First published in 1943, The Little Prince is the most famous work of French aristocrat, writer, poet, and pioneering aviator Antoine de Saint-Exupéry. As a novella, The Little Prince is the fourth most-translated book in the world and was voted the best book of the 20th century in France.
The novella is a poetic tale, with watercolour illustrations by the author, in which a pilot stranded in the desert meets a young prince fallen to Earth from a tiny asteroid named B-612.

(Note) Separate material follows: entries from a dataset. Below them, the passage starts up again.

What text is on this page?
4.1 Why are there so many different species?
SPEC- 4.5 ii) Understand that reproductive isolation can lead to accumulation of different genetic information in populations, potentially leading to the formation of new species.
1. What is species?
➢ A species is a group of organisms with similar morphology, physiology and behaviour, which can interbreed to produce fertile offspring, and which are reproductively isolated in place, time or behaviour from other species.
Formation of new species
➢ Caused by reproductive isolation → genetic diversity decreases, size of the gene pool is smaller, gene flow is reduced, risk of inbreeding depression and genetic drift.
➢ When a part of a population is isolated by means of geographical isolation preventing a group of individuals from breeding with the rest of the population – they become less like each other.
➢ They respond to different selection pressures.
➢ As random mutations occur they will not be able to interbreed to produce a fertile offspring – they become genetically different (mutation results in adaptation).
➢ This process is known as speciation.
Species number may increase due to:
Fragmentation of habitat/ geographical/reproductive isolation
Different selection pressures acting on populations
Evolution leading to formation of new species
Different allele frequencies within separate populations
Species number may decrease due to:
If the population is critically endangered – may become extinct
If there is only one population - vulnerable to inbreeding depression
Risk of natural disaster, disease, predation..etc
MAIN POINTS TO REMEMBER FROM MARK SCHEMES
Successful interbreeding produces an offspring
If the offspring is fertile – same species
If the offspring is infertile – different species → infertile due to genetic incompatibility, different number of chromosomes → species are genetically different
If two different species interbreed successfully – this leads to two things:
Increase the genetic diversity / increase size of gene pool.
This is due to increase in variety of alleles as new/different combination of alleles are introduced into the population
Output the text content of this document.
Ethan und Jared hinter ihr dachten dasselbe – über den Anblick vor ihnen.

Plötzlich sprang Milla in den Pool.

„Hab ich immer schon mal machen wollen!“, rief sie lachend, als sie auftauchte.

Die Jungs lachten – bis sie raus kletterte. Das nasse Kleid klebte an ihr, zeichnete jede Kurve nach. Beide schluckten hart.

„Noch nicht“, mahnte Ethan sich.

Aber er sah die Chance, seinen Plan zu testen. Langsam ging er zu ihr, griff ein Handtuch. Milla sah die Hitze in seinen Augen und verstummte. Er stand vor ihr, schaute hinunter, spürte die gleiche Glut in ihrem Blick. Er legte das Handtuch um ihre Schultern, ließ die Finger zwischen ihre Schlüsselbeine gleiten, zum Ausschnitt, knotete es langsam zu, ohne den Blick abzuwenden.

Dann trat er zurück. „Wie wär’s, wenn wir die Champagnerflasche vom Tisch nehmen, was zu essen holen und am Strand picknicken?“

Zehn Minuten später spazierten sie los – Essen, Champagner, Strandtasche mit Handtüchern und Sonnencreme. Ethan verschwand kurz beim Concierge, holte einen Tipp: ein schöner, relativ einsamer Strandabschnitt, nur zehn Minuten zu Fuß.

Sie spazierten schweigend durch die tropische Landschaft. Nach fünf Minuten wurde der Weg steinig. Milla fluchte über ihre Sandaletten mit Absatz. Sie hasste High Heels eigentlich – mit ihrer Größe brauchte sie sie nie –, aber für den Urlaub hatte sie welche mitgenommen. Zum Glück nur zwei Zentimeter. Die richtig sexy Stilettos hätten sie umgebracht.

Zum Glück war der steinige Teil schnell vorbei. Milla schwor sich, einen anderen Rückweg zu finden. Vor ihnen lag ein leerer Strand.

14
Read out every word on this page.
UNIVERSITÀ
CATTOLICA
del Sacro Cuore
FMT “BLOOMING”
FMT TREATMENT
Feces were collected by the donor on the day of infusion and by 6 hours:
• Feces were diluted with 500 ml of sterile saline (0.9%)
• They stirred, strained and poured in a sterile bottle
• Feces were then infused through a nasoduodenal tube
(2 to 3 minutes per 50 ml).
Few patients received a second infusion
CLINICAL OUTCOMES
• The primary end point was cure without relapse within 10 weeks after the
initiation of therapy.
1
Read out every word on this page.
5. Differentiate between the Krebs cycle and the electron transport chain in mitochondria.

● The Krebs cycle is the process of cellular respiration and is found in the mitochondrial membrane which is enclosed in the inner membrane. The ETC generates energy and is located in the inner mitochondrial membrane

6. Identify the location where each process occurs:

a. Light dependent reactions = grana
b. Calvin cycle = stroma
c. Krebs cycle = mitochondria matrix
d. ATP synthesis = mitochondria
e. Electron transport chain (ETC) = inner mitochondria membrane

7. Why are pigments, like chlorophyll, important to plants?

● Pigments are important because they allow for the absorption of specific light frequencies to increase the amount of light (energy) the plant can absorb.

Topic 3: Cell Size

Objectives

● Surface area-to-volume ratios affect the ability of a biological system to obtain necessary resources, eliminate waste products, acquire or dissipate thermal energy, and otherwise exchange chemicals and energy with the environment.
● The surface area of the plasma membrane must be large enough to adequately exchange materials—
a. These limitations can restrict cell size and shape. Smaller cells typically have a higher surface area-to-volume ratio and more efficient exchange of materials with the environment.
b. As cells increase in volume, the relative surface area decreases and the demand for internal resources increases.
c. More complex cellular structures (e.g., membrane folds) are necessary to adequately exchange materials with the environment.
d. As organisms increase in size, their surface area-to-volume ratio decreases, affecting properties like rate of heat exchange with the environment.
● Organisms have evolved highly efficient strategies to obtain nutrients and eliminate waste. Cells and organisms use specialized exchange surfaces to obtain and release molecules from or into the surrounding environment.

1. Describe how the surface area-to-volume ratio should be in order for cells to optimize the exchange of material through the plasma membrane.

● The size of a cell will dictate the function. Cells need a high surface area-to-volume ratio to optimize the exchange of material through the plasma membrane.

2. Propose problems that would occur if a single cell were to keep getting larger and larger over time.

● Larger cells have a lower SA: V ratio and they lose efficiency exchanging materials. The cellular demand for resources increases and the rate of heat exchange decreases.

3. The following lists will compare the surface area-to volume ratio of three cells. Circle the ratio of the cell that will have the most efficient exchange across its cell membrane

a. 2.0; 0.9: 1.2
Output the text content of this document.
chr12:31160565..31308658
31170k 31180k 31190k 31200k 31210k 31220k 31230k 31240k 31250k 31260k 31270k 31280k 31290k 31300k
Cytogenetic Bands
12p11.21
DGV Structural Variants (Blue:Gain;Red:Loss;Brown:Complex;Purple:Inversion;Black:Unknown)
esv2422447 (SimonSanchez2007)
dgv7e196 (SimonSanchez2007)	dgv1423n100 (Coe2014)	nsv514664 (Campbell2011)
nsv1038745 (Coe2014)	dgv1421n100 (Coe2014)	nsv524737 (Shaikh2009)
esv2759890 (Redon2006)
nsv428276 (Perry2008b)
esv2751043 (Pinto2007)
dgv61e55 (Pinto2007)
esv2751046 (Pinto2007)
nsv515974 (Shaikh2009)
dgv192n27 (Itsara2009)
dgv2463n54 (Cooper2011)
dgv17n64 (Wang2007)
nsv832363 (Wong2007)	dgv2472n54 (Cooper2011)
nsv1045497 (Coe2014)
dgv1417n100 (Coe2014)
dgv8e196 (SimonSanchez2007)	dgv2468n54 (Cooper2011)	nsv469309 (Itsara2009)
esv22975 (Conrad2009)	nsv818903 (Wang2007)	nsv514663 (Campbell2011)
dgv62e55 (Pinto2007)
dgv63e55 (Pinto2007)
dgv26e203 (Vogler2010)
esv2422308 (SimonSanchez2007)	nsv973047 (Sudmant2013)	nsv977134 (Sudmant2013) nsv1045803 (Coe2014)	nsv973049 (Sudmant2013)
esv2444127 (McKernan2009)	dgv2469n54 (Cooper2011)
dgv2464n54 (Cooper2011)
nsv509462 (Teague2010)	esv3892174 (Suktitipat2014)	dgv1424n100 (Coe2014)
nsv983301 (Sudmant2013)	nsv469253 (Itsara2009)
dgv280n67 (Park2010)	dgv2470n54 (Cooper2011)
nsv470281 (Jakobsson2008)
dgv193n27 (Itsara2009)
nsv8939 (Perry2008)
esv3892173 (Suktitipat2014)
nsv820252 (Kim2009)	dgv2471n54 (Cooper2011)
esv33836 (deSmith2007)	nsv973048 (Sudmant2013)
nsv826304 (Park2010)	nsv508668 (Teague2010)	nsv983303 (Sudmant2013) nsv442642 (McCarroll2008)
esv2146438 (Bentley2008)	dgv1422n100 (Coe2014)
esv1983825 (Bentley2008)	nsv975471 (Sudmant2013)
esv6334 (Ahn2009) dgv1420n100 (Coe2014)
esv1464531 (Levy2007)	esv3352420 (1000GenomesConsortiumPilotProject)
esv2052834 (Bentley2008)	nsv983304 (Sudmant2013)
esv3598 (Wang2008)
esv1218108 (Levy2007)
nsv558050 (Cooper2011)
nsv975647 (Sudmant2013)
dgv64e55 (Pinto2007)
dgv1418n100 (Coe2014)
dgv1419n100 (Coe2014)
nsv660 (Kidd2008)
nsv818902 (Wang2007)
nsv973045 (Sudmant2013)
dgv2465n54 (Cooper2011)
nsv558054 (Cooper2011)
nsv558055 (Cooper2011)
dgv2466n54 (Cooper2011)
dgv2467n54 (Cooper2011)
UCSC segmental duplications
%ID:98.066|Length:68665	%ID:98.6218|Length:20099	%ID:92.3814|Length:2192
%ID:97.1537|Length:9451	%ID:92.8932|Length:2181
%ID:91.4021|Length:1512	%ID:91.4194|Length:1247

The book includes some criticism from a child's eye on the strangeness of the adult world while telling the little prince's adventures. The prince has since visited six other asteroids, each of which was inhabited by a single, irrational, narrow-minded adult. They include: a king with no subjects; a vain man who believes himself the most admirable person on his otherwise uninhabited planet; a drunkard who drinks to forget the shame of being a drunkard; a businessman who is blind to the beauty of the stars and instead endlessly counts them in order to own them all; a lamplighter who wastes his life blindly following orders and extinguishing and relighting a lamp once a minute; and an elderly geographer. His last stop is Earth where the prince thinks is uninhabited because he first lands in a desert. Than the little prince's reassurance to the pilot takes place, but soon he goes away from him by leaving his disappointments as well.